Adolf Fyodorovich Marx (Адо́льф Фёдорович Маркс; 2 February 1838 – ), last name also spelled Marcks and recently Marks, known as A. F. Marx, was an influential 19th-century German publisher in Russia best known for the weekly journal Niva. He obtained Russian citizenship.

Marx was born in Stettin, Kingdom of Prussia the son of Friedrich Marx, a maker of tower clocks. After finishing his education, he went to work in a bookstore, and in 1859 moved to the Russian Empire to take jobs in the book trade, first with F. A. Bietepage and I. K. Kalugin to deal with their German books, and then in the foreign department of Moritz Wolf's bookstore, "one of the best bookshops in St. Petersburg." After a brief period as chief editor for German and French correspondence for the Great Russian Railway Company, he decided to open his own publishing company in St. Petersburg in 1869.

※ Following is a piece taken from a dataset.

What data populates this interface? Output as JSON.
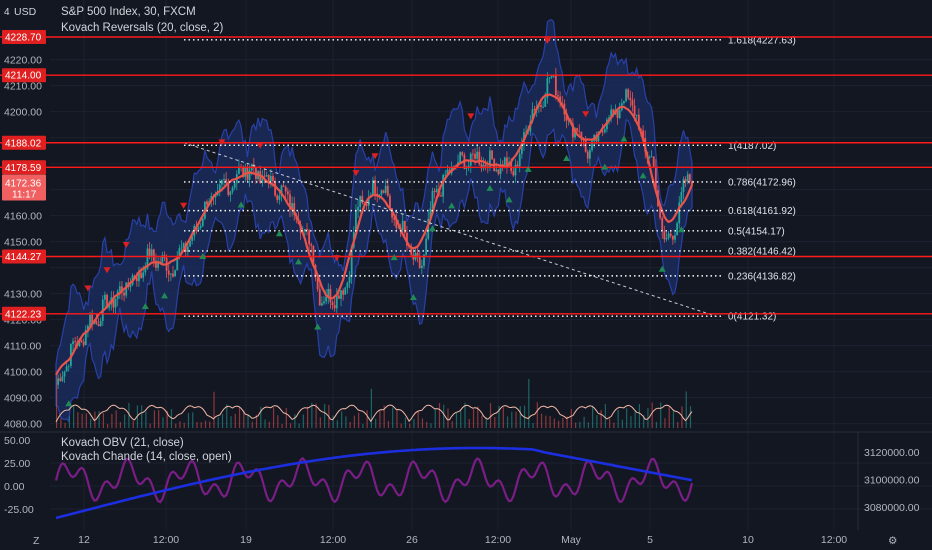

He published books on literature, art, and history, and from 1870 Niva, the weekly journal for which he is best known. The office of the publishing house was at 22 Malaya Morskaya Street and its printing house at 29 Izmaylovsky Avenue. After the death of Marx the publishing house was reorganized as the A. F. Marx Publishing and Printing Joint-Stock Company. In 1897, he was awarded a title of nobility. He died in 1904 and was buried in the cemetery of Novodevichy Monastery.